8. The system according to claim 3, characterized in that, The strategy formulation unit employs a digital twin-enhanced optimization algorithm, which is an improved genetic algorithm. Its fitness evaluation is based on simulation results in the digital twin virtual environment. The optimization unit adopts a digital twin feedback optimization algorithm, which dynamically calibrates strategy parameters by minimizing the deviation between the virtual predicted clearance rate and the physically measured clearance rate, as well as the cleaning energy consumption.

9. The system according to claim 4, characterized in that, The cleaning robot execution system adopts a modular hardware architecture, including a physical execution layer and a corresponding virtual twin, and interacts with the digital twin management and control platform in real time through 5G communication and edge computing nodes.
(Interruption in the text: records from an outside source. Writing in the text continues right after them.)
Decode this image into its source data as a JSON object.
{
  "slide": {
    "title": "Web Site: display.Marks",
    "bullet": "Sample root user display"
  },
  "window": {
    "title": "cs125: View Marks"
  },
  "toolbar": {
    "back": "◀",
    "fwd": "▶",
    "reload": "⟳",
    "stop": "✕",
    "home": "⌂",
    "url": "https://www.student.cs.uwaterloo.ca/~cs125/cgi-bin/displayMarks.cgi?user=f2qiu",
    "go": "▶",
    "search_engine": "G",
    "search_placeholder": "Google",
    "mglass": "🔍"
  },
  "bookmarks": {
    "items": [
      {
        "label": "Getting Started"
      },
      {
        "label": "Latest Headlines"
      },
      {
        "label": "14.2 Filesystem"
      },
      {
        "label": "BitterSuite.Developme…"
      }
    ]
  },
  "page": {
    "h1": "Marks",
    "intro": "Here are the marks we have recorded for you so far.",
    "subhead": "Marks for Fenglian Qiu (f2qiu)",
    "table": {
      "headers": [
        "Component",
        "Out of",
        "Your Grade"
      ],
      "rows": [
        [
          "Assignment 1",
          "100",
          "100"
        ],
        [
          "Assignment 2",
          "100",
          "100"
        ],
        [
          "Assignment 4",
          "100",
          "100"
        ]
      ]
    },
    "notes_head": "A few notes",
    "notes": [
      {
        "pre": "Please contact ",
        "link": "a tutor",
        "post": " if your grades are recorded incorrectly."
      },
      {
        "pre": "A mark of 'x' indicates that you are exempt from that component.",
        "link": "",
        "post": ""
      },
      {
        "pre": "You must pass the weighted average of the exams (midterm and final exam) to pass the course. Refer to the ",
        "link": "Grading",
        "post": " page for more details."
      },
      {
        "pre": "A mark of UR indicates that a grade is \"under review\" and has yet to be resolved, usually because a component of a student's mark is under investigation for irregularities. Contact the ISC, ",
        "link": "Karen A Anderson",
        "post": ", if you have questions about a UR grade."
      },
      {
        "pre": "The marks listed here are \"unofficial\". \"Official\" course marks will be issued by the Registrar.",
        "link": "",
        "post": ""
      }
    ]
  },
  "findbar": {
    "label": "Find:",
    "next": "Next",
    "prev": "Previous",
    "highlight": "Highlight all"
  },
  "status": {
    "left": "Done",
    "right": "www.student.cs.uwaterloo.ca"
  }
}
10. A method for the layout of an automated cleaning system for photovoltaic power plants based on digital twin technology, characterized in that, The method is implemented based on the system of any one of claims 1 to 9, and includes the following steps: S1. Multi-source heterogeneous data fusion perception: Collect environmental data of photovoltaic power stations through the collaborative collection of physical sensors and digital twin virtual sensors, and extract information on the location distribution, hardness and type of stains; S2. Digital Twin Simulation Optimization Decision: Based on the extracted stain information, virtual simulation optimization is performed in the digital twin platform through optimization algorithms to formulate the global optimal cleaning strategy and generate cleaning instructions; S3. Physical-Virtual Cooperative Execution: The cleaning robot execution system receives the cleaning command, performs the cleaning operation under the guidance of the digital twin, and synchronizes the physical state and virtual state in real time. S4. Feedback-driven continuous optimization: Collect physical cleaning results and compare them with digital twin prediction results. Based on the deviation, update the decision model through optimization algorithms to achieve continuous evolution of the cleaning strategy. S5. Digital Twin Full Lifecycle Management: Real-time monitoring of system status through the digital twin platform, enabling health assessment, fault warning, and predictive maintenance.